Eso hacía pensar más desalentadoramente que yo había estado mucho tiempo dentro de esa fortaleza sin aprovecharme de mi ventaja.
Llegué a la puerta y me di cuenta de que Swallo me había visto ya mediante su sistema de espejos espías, porque al encontrarme a veinte pasos de las grandes puertas dobles, éstas crujieron y se abrieron cosa de un metro por el centro, dejando sitio para que pasase entre ambas hojas. Naturalmente no continué atravesando el patio principal hasta mis habitaciones en el bloque familiar, sino que entré en el despacho de Swallo.
Al instante me di cuenta de que algo iba mal. Porque Swallo había sacado su talismán de la buena suerte de debajo de la mesa —el talismán que decía el buen portero que le salvó la vida en la Batalla déla Cuarta Orbita— y lo tenia delante, plenamente visible. Sólo lo hacia cuándo había algún jaleo.
Me miró pétreo.
—Eres un problema —me dijo sin rencor—, si hubieras estado aquí las cosas habrían ido mucho mejor.

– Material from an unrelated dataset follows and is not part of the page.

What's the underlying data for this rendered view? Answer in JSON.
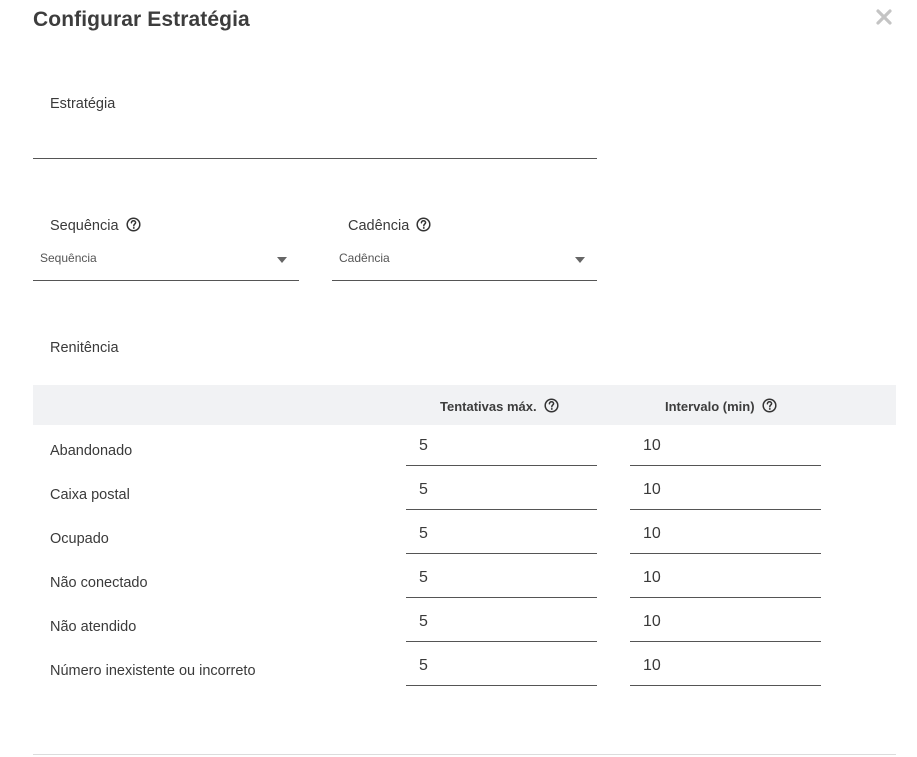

—¿Por qué? ¿Qué ha pasado?
—Pwill volvió de la ciudad con un humor de mil diablos y preguntó por tí. ¡Y hoy precisamente, de todos los días, se te ocurre no estar presente!
El corazón me dio un vuelco.
—¿Dónde está él ahora? —pregunté.
—Descargando su cólera en la Gran Terraza —me respondió Swallo lacónico—. O allí estaba la última vez que me informaron. Si ves a alguien por ahí con el rabo entre las piernas, ya sabes la razón.
—¡Pues no debía haber vuelto hasta una hora antes de ponerse el sol! —dije.
—Pwill no hace mucho caso a los relojes —repuso Swallo.
Acaricié la lata que estaba envuelta en mi capa. Estaría más segura con Swallo que con cualquier otra persona, pensé. Se la entregué a través de la ventana de su despacho.
—Guárdeme esto hasta que vuelva —le pedi—. Creo que es mejor que vaya a presentarme, a El en persona inmediatamente.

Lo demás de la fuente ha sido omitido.